Bankrupt solar module manufacturer Abound Solar, recipient of a Department of Energy loan guarantee of $400 million, and the subject of an official investigation in its home state of Colorado, now faces additional scrutiny in the form of a document probe from the House Energy and Commerce Committee.

The letter comes a week after allegations of possible financial misrepresentation and technological ineptitude were leveled against the solar company.

Chairman Fred Upton (R-MI), Representative Cliff Stearns (R-FL), and Representative Cory Gardner (R-CO) issued a letter to Energy Department Secretary Steven Chu “requesting key documents and information concerning the loan in light of recent news reports highlighting Abound’s technological and manufacturing problems,” according to a statement.

“Recent reports and publicly available documents indicate that persistent technological problems contributed to Abound’s inability to remain commercially viable and, ultimately, its bankruptcy.
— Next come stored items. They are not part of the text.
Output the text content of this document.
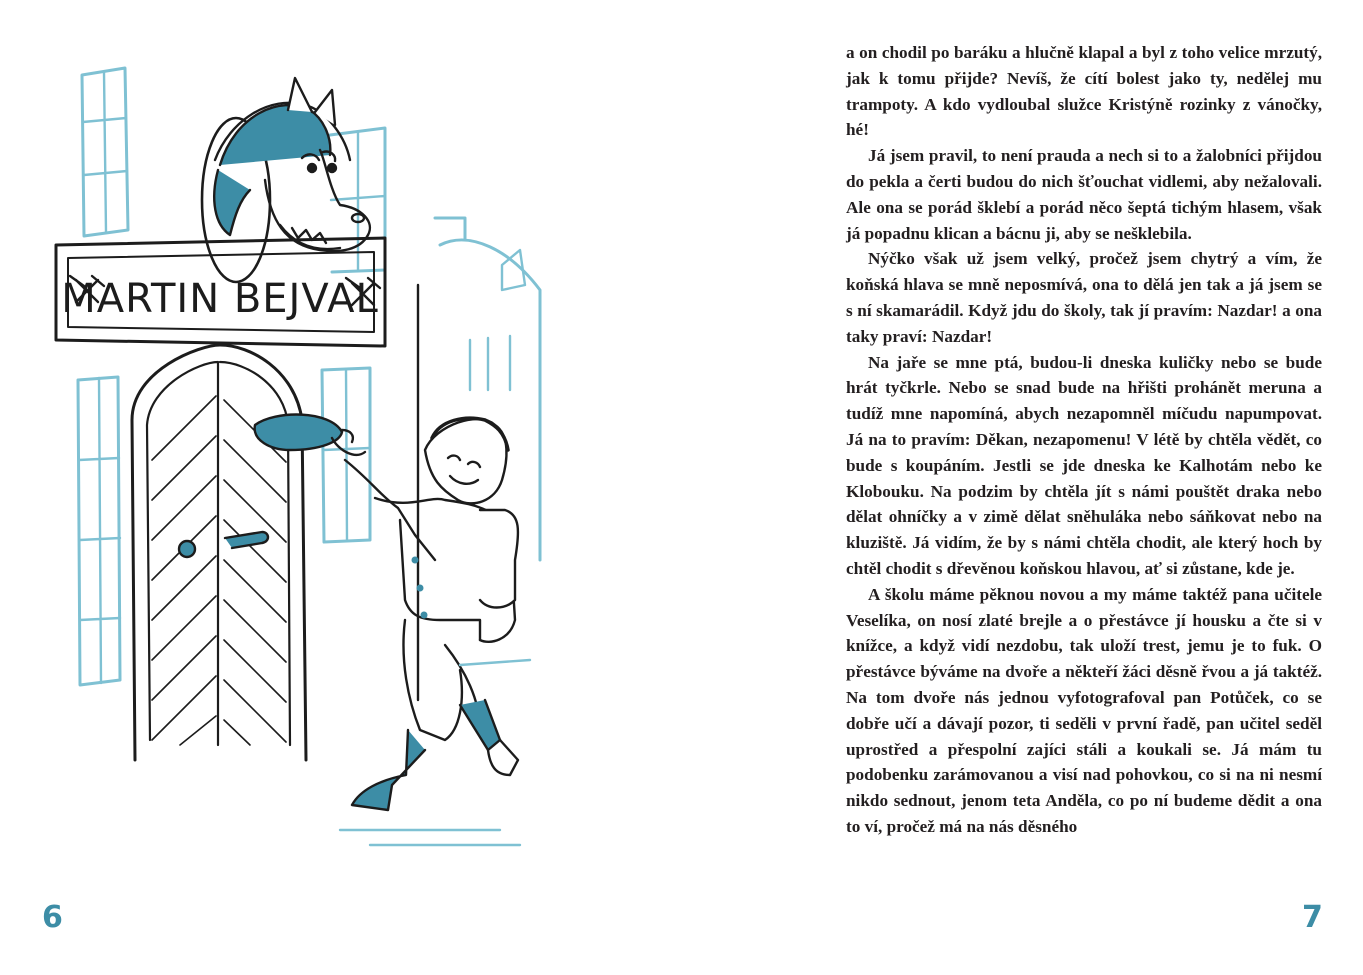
MARTIN BEJVAL
6

a on chodil po baráku a hlučně klapal a byl z toho velice mrzutý, jak k tomu přijde? Nevíš, že cítí bolest jako ty, nedělej mu trampoty. A kdo vydloubal služce Kristýně rozinky z vánočky, hé!

Já jsem pravil, to není prauda a nech si to a žalobníci přijdou do pekla a čerti budou do nich šťouchat vidlemi, aby nežalovali. Ale ona se porád šklebí a porád něco šeptá tichým hlasem, však já popadnu klican a bácnu ji, aby se nešklebila.

Nýčko však už jsem velký, pročež jsem chytrý a vím, že koňská hlava se mně neposmívá, ona to dělá jen tak a já jsem se s ní skamarádil. Když jdu do školy, tak jí pravím: Nazdar! a ona taky praví: Nazdar!

Na jaře se mne ptá, budou-li dneska kuličky nebo se bude hrát tyčkrle. Nebo se snad bude na hřišti prohánět meruna a tudíž mne napomíná, abych nezapomněl míčudu napumpovat. Já na to pravím: Děkan, nezapomenu! V létě by chtěla vědět, co bude s koupáním. Jestli se jde dneska ke Kalhotám nebo ke Klobouku. Na podzim by chtěla jít s námi pouštět draka nebo dělat ohníčky a v zimě dělat sněhuláka nebo sáňkovat nebo na kluziště. Já vidím, že by s námi chtěla chodit, ale který hoch by chtěl chodit s dřevěnou koňskou hlavou, ať si zůstane, kde je.

A školu máme pěknou novou a my máme taktéž pana učitele Veselíka, on nosí zlaté brejle a o přestávce jí housku a čte si v knížce, a když vidí nezdobu, tak uloží trest, jemu je to fuk. O přestávce býváme na dvoře a někteří žáci děsně řvou a já taktéž. Na tom dvoře nás jednou vyfotografoval pan Potůček, co se dobře učí a dávají pozor, ti seděli v první řadě, pan učitel seděl uprostřed a přespolní zajíci stáli a koukali se. Já mám tu podobenku zarámovanou a visí nad pohovkou, co si na ni nesmí nikdo sednout, jenom teta Anděla, co po ní budeme dědit a ona to ví, pročež má na nás děsného

7
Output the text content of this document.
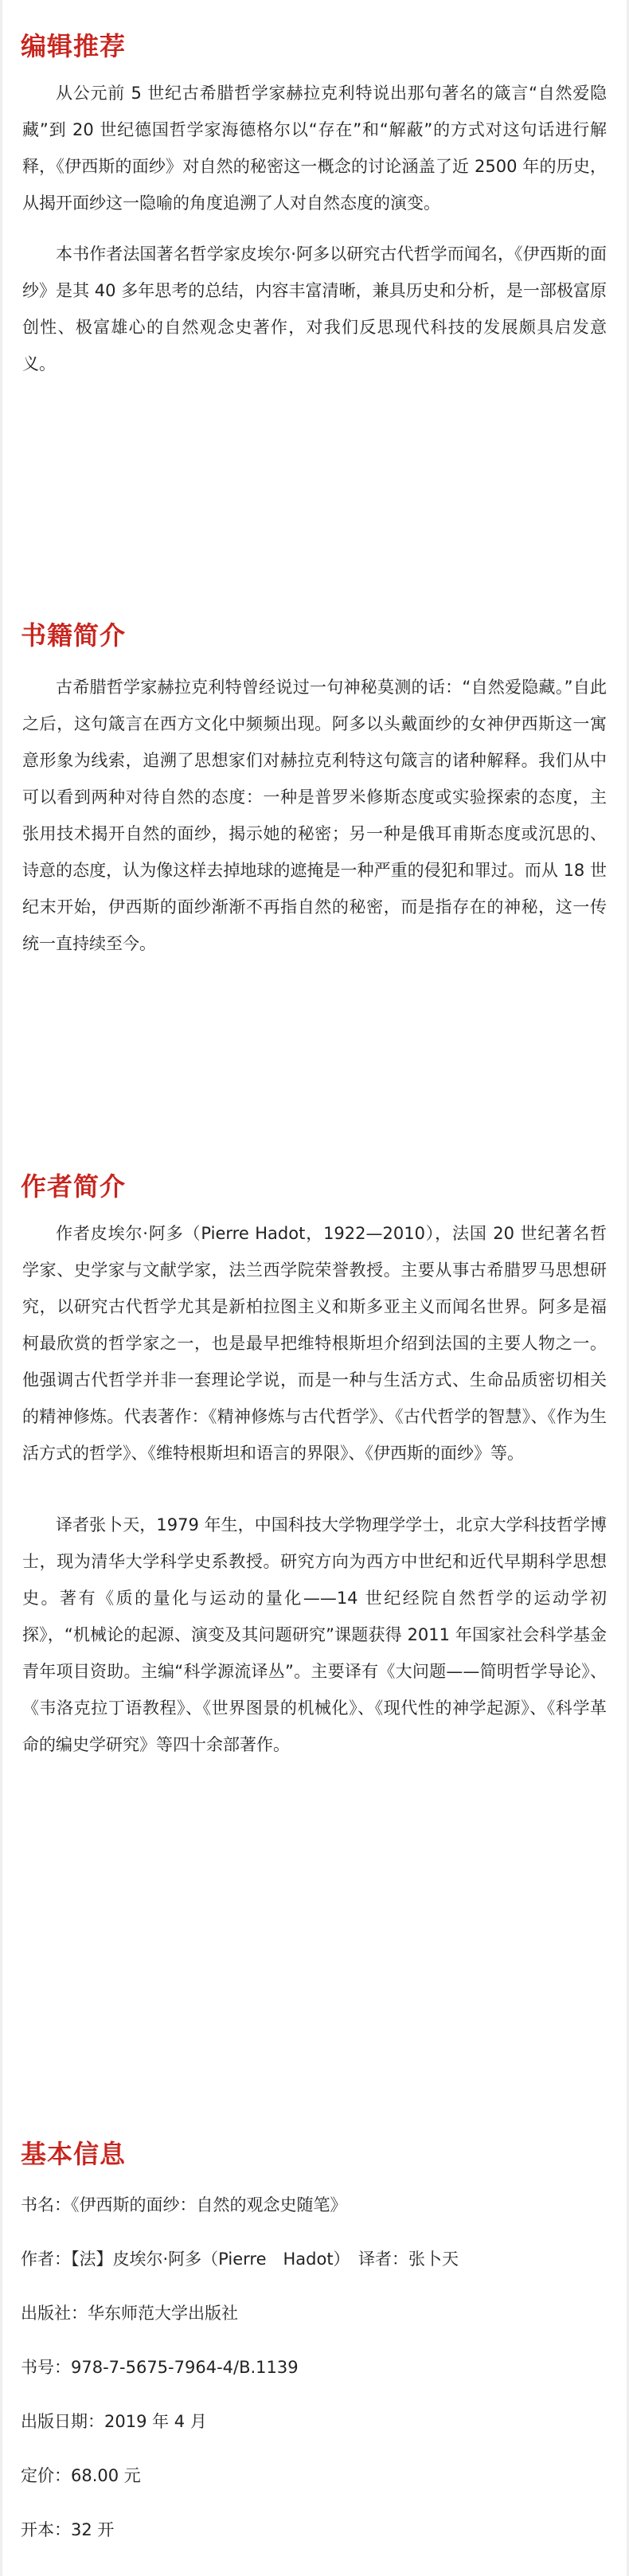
编辑推荐

从公元前 5 世纪古希腊哲学家赫拉克利特说出那句著名的箴言“自然爱隐藏”到 20 世纪德国哲学家海德格尔以“存在”和“解蔽”的方式对这句话进行解释，《伊西斯的面纱》对自然的秘密这一概念的讨论涵盖了近 2500 年的历史，从揭开面纱这一隐喻的角度追溯了人对自然态度的演变。

本书作者法国著名哲学家皮埃尔·阿多以研究古代哲学而闻名，《伊西斯的面纱》是其 40 多年思考的总结，内容丰富清晰，兼具历史和分析，是一部极富原创性、极富雄心的自然观念史著作，对我们反思现代科技的发展颇具启发意义。

书籍简介

古希腊哲学家赫拉克利特曾经说过一句神秘莫测的话：“自然爱隐藏。”自此之后，这句箴言在西方文化中频频出现。阿多以头戴面纱的女神伊西斯这一寓意形象为线索，追溯了思想家们对赫拉克利特这句箴言的诸种解释。我们从中可以看到两种对待自然的态度：一种是普罗米修斯态度或实验探索的态度，主张用技术揭开自然的面纱，揭示她的秘密；另一种是俄耳甫斯态度或沉思的、诗意的态度，认为像这样去掉地球的遮掩是一种严重的侵犯和罪过。而从 18 世纪末开始，伊西斯的面纱渐渐不再指自然的秘密，而是指存在的神秘，这一传统一直持续至今。

作者简介

作者皮埃尔·阿多（Pierre Hadot，1922—2010），法国 20 世纪著名哲学家、史学家与文献学家，法兰西学院荣誉教授。主要从事古希腊罗马思想研究，以研究古代哲学尤其是新柏拉图主义和斯多亚主义而闻名世界。阿多是福柯最欣赏的哲学家之一，也是最早把维特根斯坦介绍到法国的主要人物之一。他强调古代哲学并非一套理论学说，而是一种与生活方式、生命品质密切相关的精神修炼。代表著作：《精神修炼与古代哲学》、《古代哲学的智慧》、《作为生活方式的哲学》、《维特根斯坦和语言的界限》、《伊西斯的面纱》等。

译者张卜天，1979 年生，中国科技大学物理学学士，北京大学科技哲学博士，现为清华大学科学史系教授。研究方向为西方中世纪和近代早期科学思想史。著有《质的量化与运动的量化——14 世纪经院自然哲学的运动学初探》，“机械论的起源、演变及其问题研究”课题获得 2011 年国家社会科学基金青年项目资助。主编“科学源流译丛”。主要译有《大问题——简明哲学导论》、《韦洛克拉丁语教程》、《世界图景的机械化》、《现代性的神学起源》、《科学革命的编史学研究》等四十余部著作。

基本信息

书名：《伊西斯的面纱：自然的观念史随笔》

作者：【法】皮埃尔·阿多（Pierre　Hadot）　译者：张卜天

出版社：华东师范大学出版社

书号：978-7-5675-7964-4/B.1139

出版日期：2019 年 4 月

定价：68.00 元

开本：32 开
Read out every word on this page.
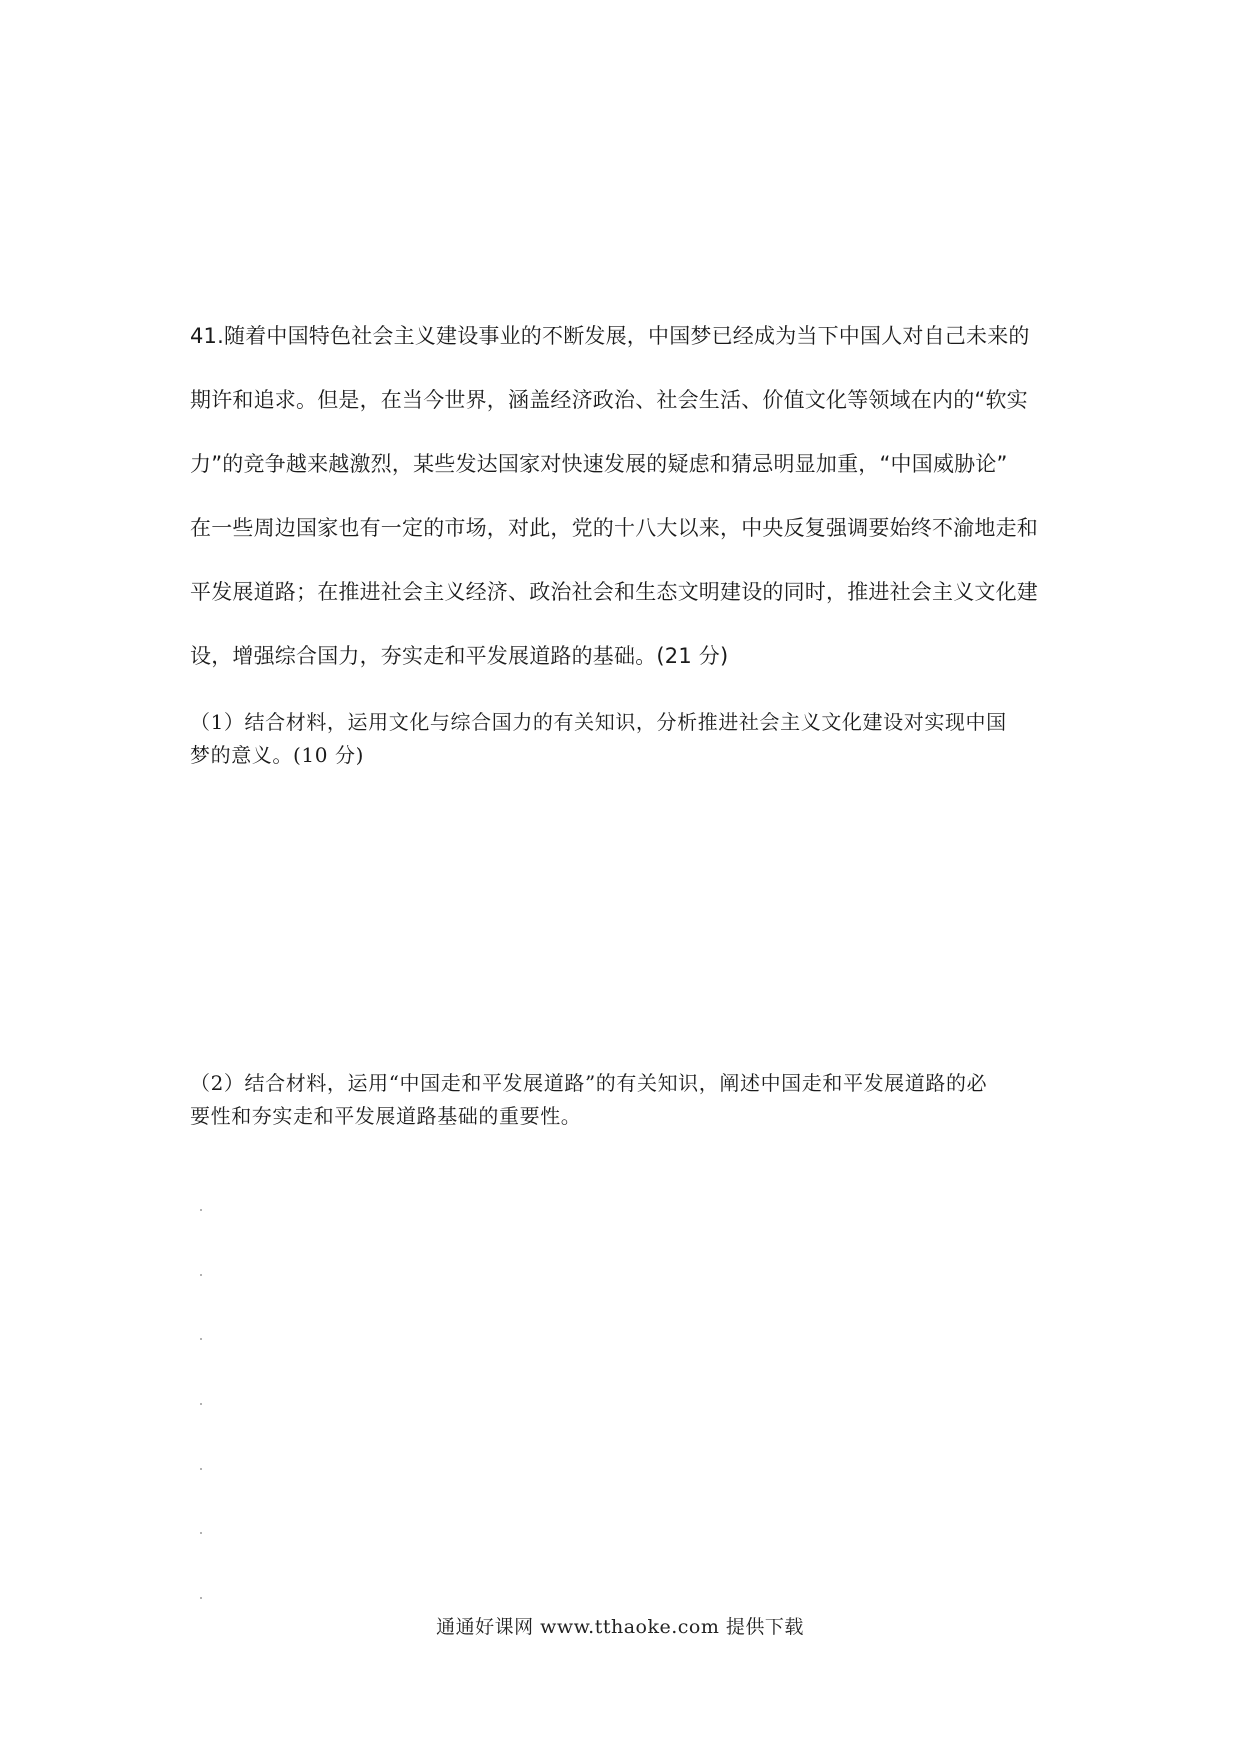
41.随着中国特色社会主义建设事业的不断发展，中国梦已经成为当下中国人对自己未来的
期许和追求。但是，在当今世界，涵盖经济政治、社会生活、价值文化等领域在内的“软实
力”的竞争越来越激烈，某些发达国家对快速发展的疑虑和猜忌明显加重，“中国威胁论”
在一些周边国家也有一定的市场，对此，党的十八大以来，中央反复强调要始终不渝地走和
平发展道路；在推进社会主义经济、政治社会和生态文明建设的同时，推进社会主义文化建
设，增强综合国力，夯实走和平发展道路的基础。(21 分)
（1）结合材料，运用文化与综合国力的有关知识，分析推进社会主义文化建设对实现中国
梦的意义。(10 分)
（2）结合材料，运用“中国走和平发展道路”的有关知识，阐述中国走和平发展道路的必
要性和夯实走和平发展道路基础的重要性。
通通好课网 www.tthaoke.com 提供下载
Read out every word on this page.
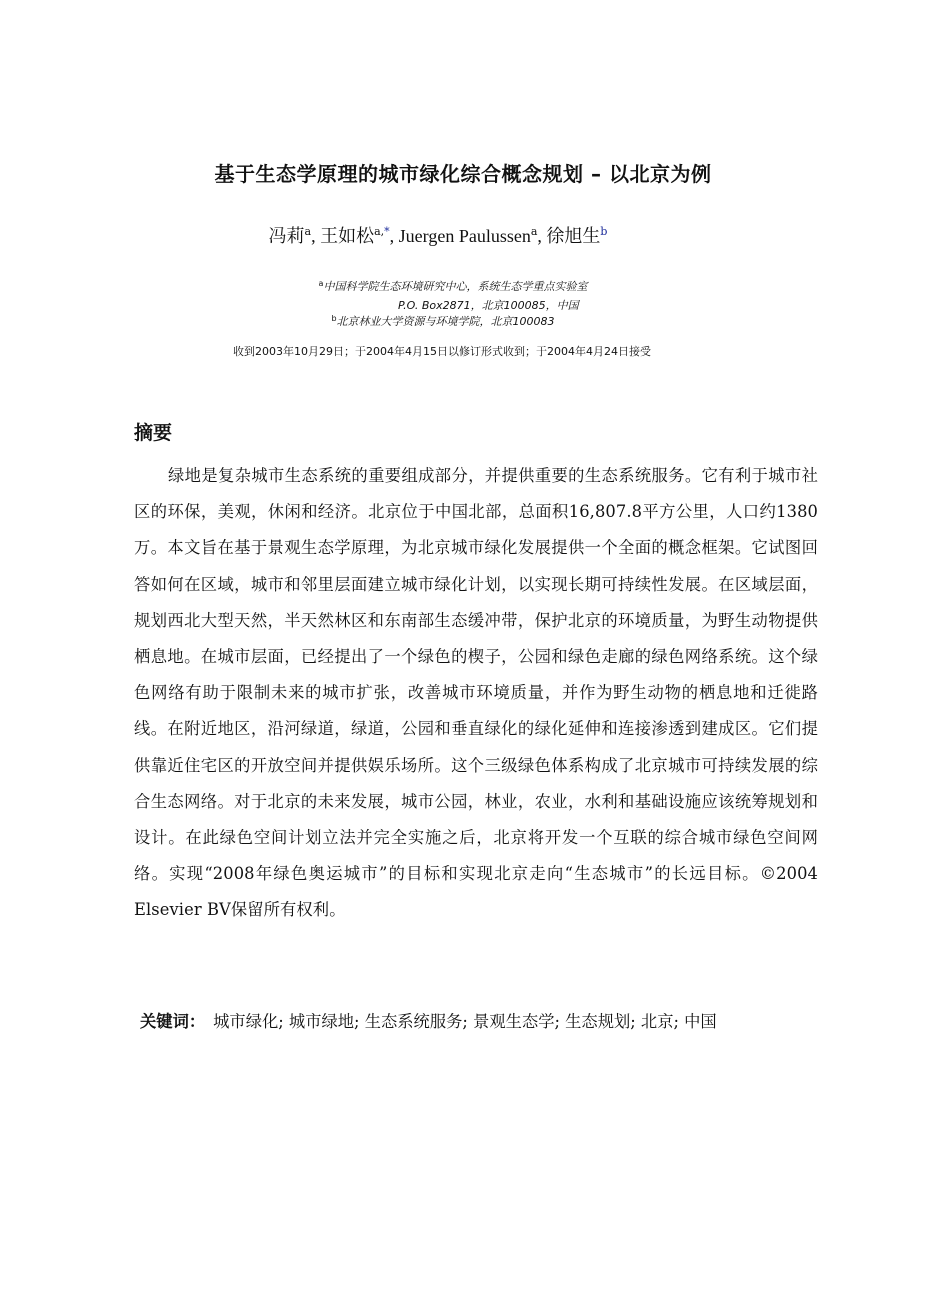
基于生态学原理的城市绿化综合概念规划 – 以北京为例
冯莉$^a$, 王如松$^{a,*}$, Juergen Paulussen$^a$, 徐旭生$^b$
$^a$中国科学院生态环境研究中心，系统生态学重点实验室
P.O. Box2871，北京100085，中国
$^b$北京林业大学资源与环境学院，北京100083
收到2003年10月29日；于2004年4月15日以修订形式收到；于2004年4月24日接受
摘要

绿地是复杂城市生态系统的重要组成部分，并提供重要的生态系统服务。它有利于城市社区的环保，美观，休闲和经济。北京位于中国北部，总面积16,807.8平方公里，人口约1380万。本文旨在基于景观生态学原理，为北京城市绿化发展提供一个全面的概念框架。它试图回答如何在区域，城市和邻里层面建立城市绿化计划，以实现长期可持续性发展。在区域层面，规划西北大型天然，半天然林区和东南部生态缓冲带，保护北京的环境质量，为野生动物提供栖息地。在城市层面，已经提出了一个绿色的楔子，公园和绿色走廊的绿色网络系统。这个绿色网络有助于限制未来的城市扩张，改善城市环境质量，并作为野生动物的栖息地和迁徙路线。在附近地区，沿河绿道，绿道，公园和垂直绿化的绿化延伸和连接渗透到建成区。它们提供靠近住宅区的开放空间并提供娱乐场所。这个三级绿色体系构成了北京城市可持续发展的综合生态网络。对于北京的未来发展，城市公园，林业，农业，水利和基础设施应该统筹规划和设计。在此绿色空间计划立法并完全实施之后，北京将开发一个互联的综合城市绿色空间网络。实现“2008年绿色奥运城市”的目标和实现北京走向“生态城市”的长远目标。©2004 Elsevier BV保留所有权利。

关键词： 城市绿化; 城市绿地; 生态系统服务; 景观生态学; 生态规划; 北京; 中国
We have questions about what role these technological problems played in DOE’s decision to suspend Abound’s loan guarantee disbursements in September 2011, and when DOE first became aware of these problems,” they wrote.

The letter highlighted Abound’s prominent place among the loan guarantee recipients to go bankrupt:

Abound was the fifth stimulus-funded loan guarantee issued under Section 1705 of the Energy Policy Act of 2005, as amended by the stimulus, and the third loan guarantee recipient to go bankrupt, following Solyndra and Beacon Power. Just nine months after green lighting the loan in December 2010, DOE stopped funding the project due to Abound’s failure to meet established targets. After receiving $70 million in loan guarantee funds, the company filed for bankruptcy on July 2, 2012, blaming Chinese competition for the company’s downfall. However, new publicly available documents suggest Abound’s problems first started with its production of a flawed product. The Daily Caller published the internal documents last week, reporting, “Internal documentation and testimony from sources within Abound show that the company was selling a faulty, underperforming product, and may have mislead lenders at one point in order to keep itself afloat.”

Weld County, Colorado, has also opened an investigation into Abound’s circumstances following the revelations of faulty product and allegations of the company cooking its books:

7NEWS obtained internal documents from 2012 that show orders for tens of thousands of replacement solar panels. The orders cite different reasons for the replacements including, “low performance,” “under performance” and “catastrophic failures.”

The county had given Abound a $100,000 tax break that it decided not to extend, based on the company’s failures to achieve performance benchmarks.

The members pointed to an earlier report from the DOE itself outlining “performance shortfalls” BEFORE the DOE closed the loan guarantee with Abound:

The members noted, “While documents prepared at the time DOE awarded a conditional commitment to Abound do not mention any technological problems, an engineering report submitted to DOE just two months before DOE closed Abound’s $400 million loan guarantee indicate that Abound’s panels were already experiencing significant efficiency and technological difficulties. This report, prepared by an engineering firm that DOE had engaged to review Abound, found that the company’s panels were experiencing major performance shortfalls when installed by one of the company’s main customers. … The problems noted in October 2010 by the engineering firm retained by DOE appear to be similar to the problems described in recent reports about Abound’s solar panels. In fact, publicly available documents show that several of Abound’s customers ultimately asked the company to replace or repair their solar panels because they were malfunctioning or experiencing substantial losses in efficiency.”

The committee’s request is comprehensive, seeking everything from engineering reports to marketing assessments and legal analyses, financial assessments, due diligence memoranda, and loan reviews “submitted to DOE and any loan reviews and other analyses by DOE of Abound following the closing of the loan guarantee,” the letter said.